Trattasi di un intervento del costo complessivo di circa duecentomila euro, finanziato con fondi FSC dalla Direzione Dighe del MIT che ha positivamente valutato il progetto esecutivo presentato dall’ASEA. I lavori consistono in una serie di sondaggi geognostici con relative prove di laboratorio e nell’installazione di strumentazione di monitoraggio: piezometri ed inclinometri. Ciò consentirà, a conclusione dell’intervento, di avere una dettagliata conoscenza geotecnica della situazione della sponda, anche ai fini dell’aggiornamento della redazione rivalutazione sismica del versante.

La situazione della sponda è già nota dagli anni ’60, ovvero dall’epoca del progetto originario della diga. La sponda destra quindi, allora interessata da fenomeni di instabilità superficiale, è stata oggetto di interventi di stabilizzazione eseguiti in fase di costruzione del corpo diga; successivamente è stata oggetto di ulteriori interventi di stabilizzazione, infatti sono stati eseguiti due paratie su pali, rispettivamente a monte in corrispondenza della strada circumlacuale, e a valle a ridosso della Casa di guardia e del piazzale antistante l’invaso.

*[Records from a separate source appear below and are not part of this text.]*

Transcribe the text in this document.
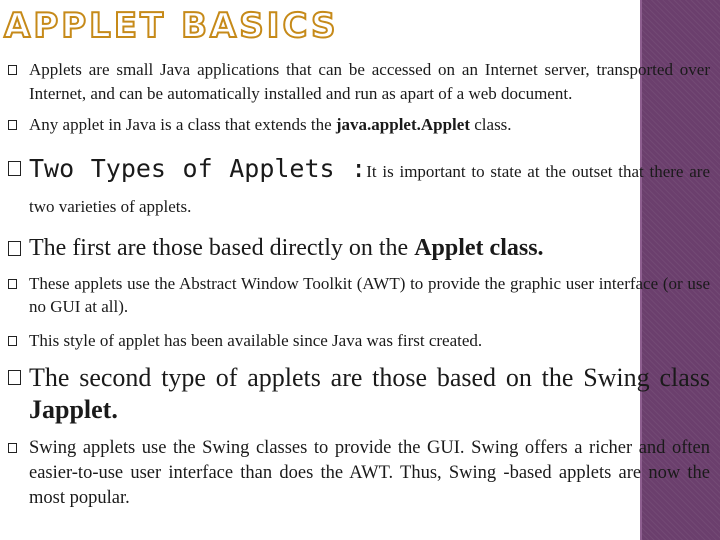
APPLET BASICS
Applets are small Java applications that can be accessed on an Internet server, transported over Internet, and can be automatically installed and run as apart of a web document.
Any applet in Java is a class that extends the java.applet.Applet class.
Two Types of Applets :It is important to state at the outset that there are two varieties of applets.
The first are those based directly on the Applet class.
These applets use the Abstract Window Toolkit (AWT) to provide the graphic user interface (or use no GUI at all).
This style of applet has been available since Java was first created.
The second type of applets are those based on the Swing class Japplet.
Swing applets use the Swing classes to provide the GUI. Swing offers a richer and often easier-to-use user interface than does the AWT. Thus, Swing -based applets are now the most popular.
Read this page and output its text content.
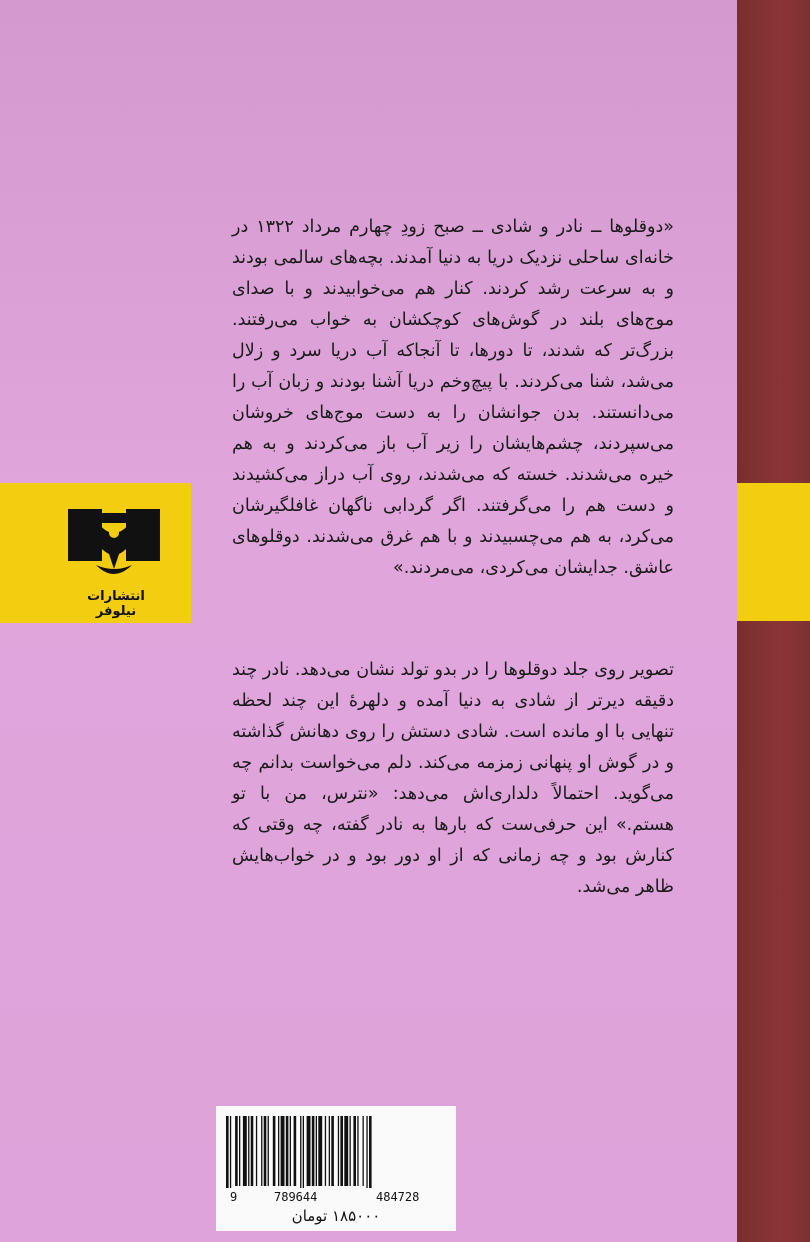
انتشارات نیلوفر
«دوقلوها ــ نادر و شادی ــ صبح زودِ چهارم مرداد ۱۳۲۲ در خانه‌ای ساحلی نزدیک دریا به دنیا آمدند. بچه‌های سالمی بودند و به سرعت رشد کردند. کنار هم می‌خوابیدند و با صدای موج‌های بلند در گوش‌های کوچکشان به خواب می‌رفتند. بزرگ‌تر که شدند، تا دورها، تا آنجاکه آب دریا سرد و زلال می‌شد، شنا می‌کردند. با پیچ‌وخم دریا آشنا بودند و زبان آب را می‌دانستند. بدن جوانشان را به دست موج‌های خروشان می‌سپردند، چشم‌هایشان را زیر آب باز می‌کردند و به هم خیره می‌شدند. خسته که می‌شدند، روی آب دراز می‌کشیدند و دست هم را می‌گرفتند. اگر گردابی ناگهان غافلگیرشان می‌کرد، به هم می‌چسبیدند و با هم غرق می‌شدند. دوقلوهای عاشق. جدایشان می‌کردی، می‌مردند.»
تصویر روی جلد دوقلوها را در بدو تولد نشان می‌دهد. نادر چند دقیقه دیرتر از شادی به دنیا آمده و دلهرهٔ این چند لحظه تنهایی با او مانده است. شادی دستش را روی دهانش گذاشته و در گوش او پنهانی زمزمه می‌کند. دلم می‌خواست بدانم چه می‌گوید. احتمالاً دلداری‌اش می‌دهد: «نترس، من با تو هستم.» این حرفی‌ست که بارها به نادر گفته، چه وقتی که کنارش بود و چه زمانی که از او دور بود و در خواب‌هایش ظاهر می‌شد.
9	789644	484728
۱۸۵۰۰۰ تومان
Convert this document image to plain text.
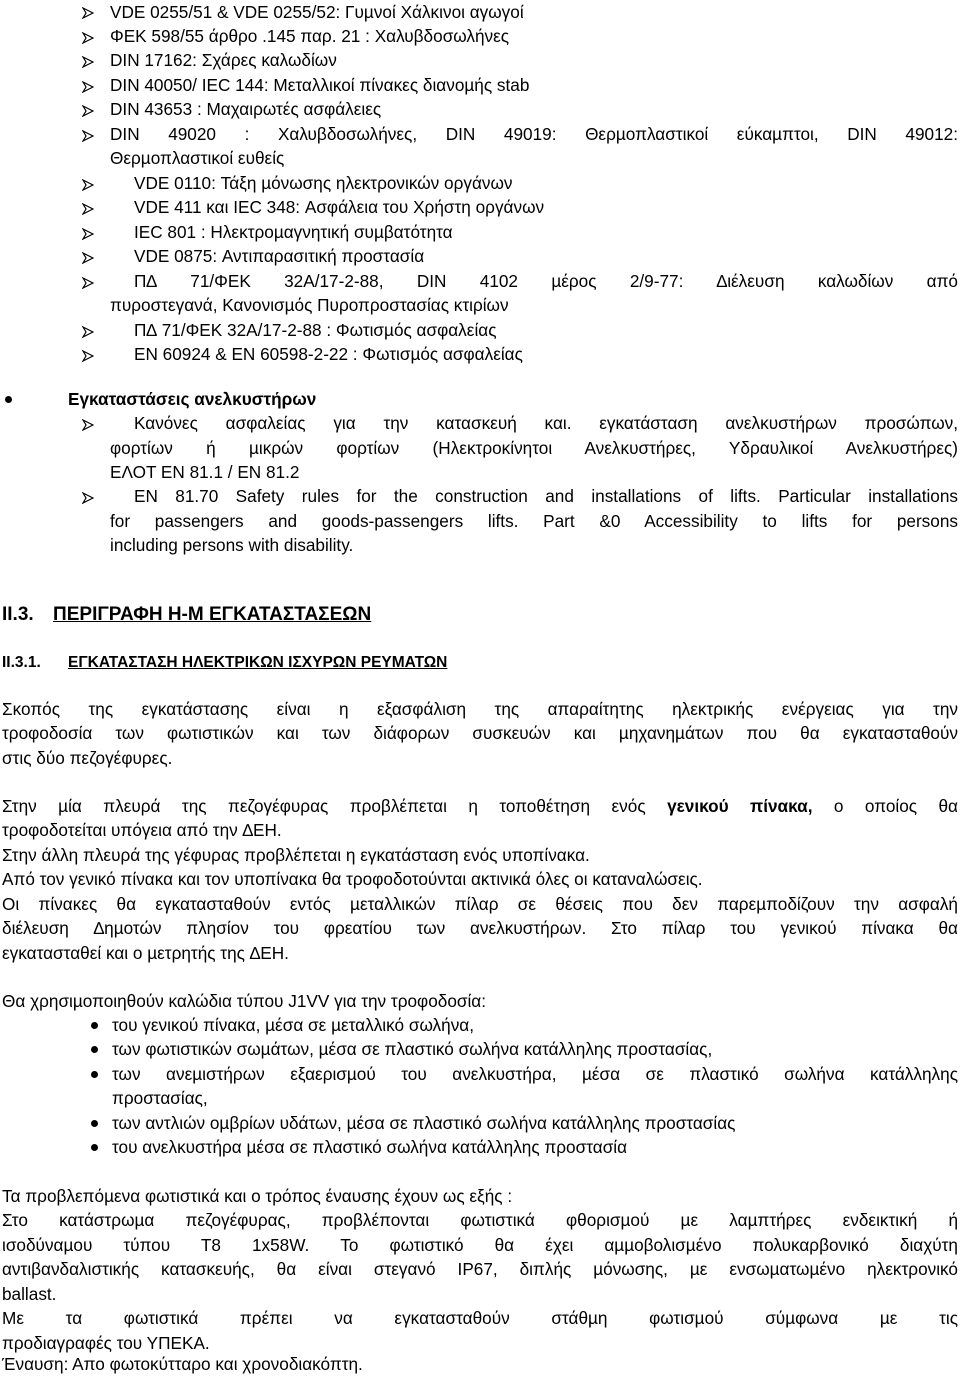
VDE 0255/51 & VDE 0255/52: Γυµνοί Χάλκινοι αγωγοί
ΦΕΚ 598/55 άρθρο .145 παρ. 21 : Χαλυβδοσωλήνες
DIN 17162: Σχάρες καλωδίων
DIN 40050/ IEC 144: Μεταλλικοί πίνακες διανοµής stab
DIN 43653 : Μαχαιρωτές ασφάλειες
DIN 49020 : Χαλυβδοσωλήνες, DIN 49019: Θερµοπλαστικοί εύκαµπτοι, DIN 49012:
Θερµοπλαστικοί ευθείς
VDE 0110: Τάξη µόνωσης ηλεκτρονικών οργάνων
VDE 411 και IEC 348: Ασφάλεια του Χρήστη οργάνων
IEC 801 : Ηλεκτροµαγνητική συµβατότητα
VDE 0875: Αντιπαρασιτική προστασία
Π∆ 71/ΦΕΚ 32Α/17-2-88, DIN 4102 µέρος 2/9-77: ∆ιέλευση καλωδίων από
πυροστεγανά, Κανονισµός Πυροπροστασίας κτιρίων
Π∆ 71/ΦΕΚ 32Α/17-2-88 : Φωτισµός ασφαλείας
ΕΝ 60924 & ΕΝ 60598-2-22 : Φωτισµός ασφαλείας
Εγκαταστάσεις ανελκυστήρων
Κανόνες ασφαλείας για την κατασκευή και. εγκατάσταση ανελκυστήρων προσώπων,
φορτίων ή µικρών φορτίων (Ηλεκτροκίνητοι Ανελκυστήρες, Υδραυλικοί Ανελκυστήρες)
ΕΛΟΤ ΕΝ 81.1 / ΕΝ 81.2
ΕΝ 81.70 Safety rules for the construction and installations of lifts. Particular installations
for passengers and goods-passengers lifts. Part &0 Accessibility to lifts for persons
including persons with disability.
ΙΙ.3. ΠΕΡΙΓΡΑΦΗ Η-Μ ΕΓΚΑΤΑΣΤΑΣΕΩΝ
ΙΙ.3.1. ΕΓΚΑΤΑΣΤΑΣΗ ΗΛΕΚΤΡΙΚΩΝ ΙΣΧΥΡΩΝ ΡΕΥΜΑΤΩΝ
Σκοπός της εγκατάστασης είναι η εξασφάλιση της απαραίτητης ηλεκτρικής ενέργειας για την
τροφοδοσία των φωτιστικών και των διάφορων συσκευών και µηχανηµάτων που θα εγκατασταθούν
στις δύο πεζογέφυρες.
Στην µία πλευρά της πεζογέφυρας προβλέπεται η τοποθέτηση ενός γενικού πίνακα, ο οποίος θα
τροφοδοτείται υπόγεια από την ∆ΕΗ.
Στην άλλη πλευρά της γέφυρας προβλέπεται η εγκατάσταση ενός υποπίνακα.
Από τον γενικό πίνακα και τον υποπίνακα θα τροφοδοτούνται ακτινικά όλες οι καταναλώσεις.
Οι πίνακες θα εγκατασταθούν εντός µεταλλικών πίλαρ σε θέσεις που δεν παρεµποδίζουν την ασφαλή
διέλευση ∆ηµοτών πλησίον του φρεατίου των ανελκυστήρων. Στο πίλαρ του γενικού πίνακα θα
εγκατασταθεί και ο µετρητής της ∆ΕΗ.
Θα χρησιµοποιηθούν καλώδια τύπου J1VV για την τροφοδοσία:
του γενικού πίνακα, µέσα σε µεταλλικό σωλήνα,
των φωτιστικών σωµάτων, µέσα σε πλαστικό σωλήνα κατάλληλης προστασίας,
των ανεµιστήρων εξαερισµού του ανελκυστήρα, µέσα σε πλαστικό σωλήνα κατάλληλης
προστασίας,
των αντλιών οµβρίων υδάτων, µέσα σε πλαστικό σωλήνα κατάλληλης προστασίας
του ανελκυστήρα µέσα σε πλαστικό σωλήνα κατάλληλης προστασία
Τα προβλεπόµενα φωτιστικά και ο τρόπος έναυσης έχουν ως εξής :
Στο κατάστρωµα πεζογέφυρας, προβλέπονται φωτιστικά φθορισµού µε λαµπτήρες ενδεικτική ή
ισοδύναµου τύπου Τ8 1x58W. Το φωτιστικό θα έχει αµµοβολισµένο πολυκαρβονικό διαχύτη
αντιβανδαλιστικής κατασκευής, θα είναι στεγανό ΙΡ67, διπλής µόνωσης, µε ενσωµατωµένο ηλεκτρονικό
ballast.
Με τα φωτιστικά πρέπει να εγκατασταθούν στάθµη φωτισµού σύµφωνα µε τις
προδιαγραφές του ΥΠΕΚΑ.
Έναυση: Απο φωτοκύτταρο και χρονοδιακόπτη.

In ottemperanza alle cogenti prescrizioni del Foglio di Condizioni per l’esercizio e la manutenzione della diga, l’Asea effettua regolarmente il controllo delle sponde, in particolare della spalla in sponda dx e della strumentazione ivi installata: piezometri, inclinometri, canne drenanti. I dati vengono poi interpretati ed analizzati in una apposita Relazione geologico-tecnica redatta dal geologo incaricato e condivisa ed asseverata dall’ingegnere responsabile, detta Relazione viene regolarmente trasmessa ai competenti uffici ministeriali.

In tutte le Relazioni è attestato che, da anni, la sponda destra non è soggetta a movimenti, certificandone quindi la complessiva stabilità. Come è noto la situazione della sponda destra non ha avuto né alcuna influenza né correlazione con l’esercizio della diga, che di fatto quest’anno ha concluso il proprio ciclo sperimentale, né con i lavori del progetto di utilizzo e potabilizzazione delle acque dell’invaso, in particolare la realizzazione della galleria di derivazione che partirà dalla diga per giungere dopo circa 7 chilometri a monte dell’abitato di Ponte, il cui inizio avverrà nelle prossime settimane”, conclude Mastrocinque.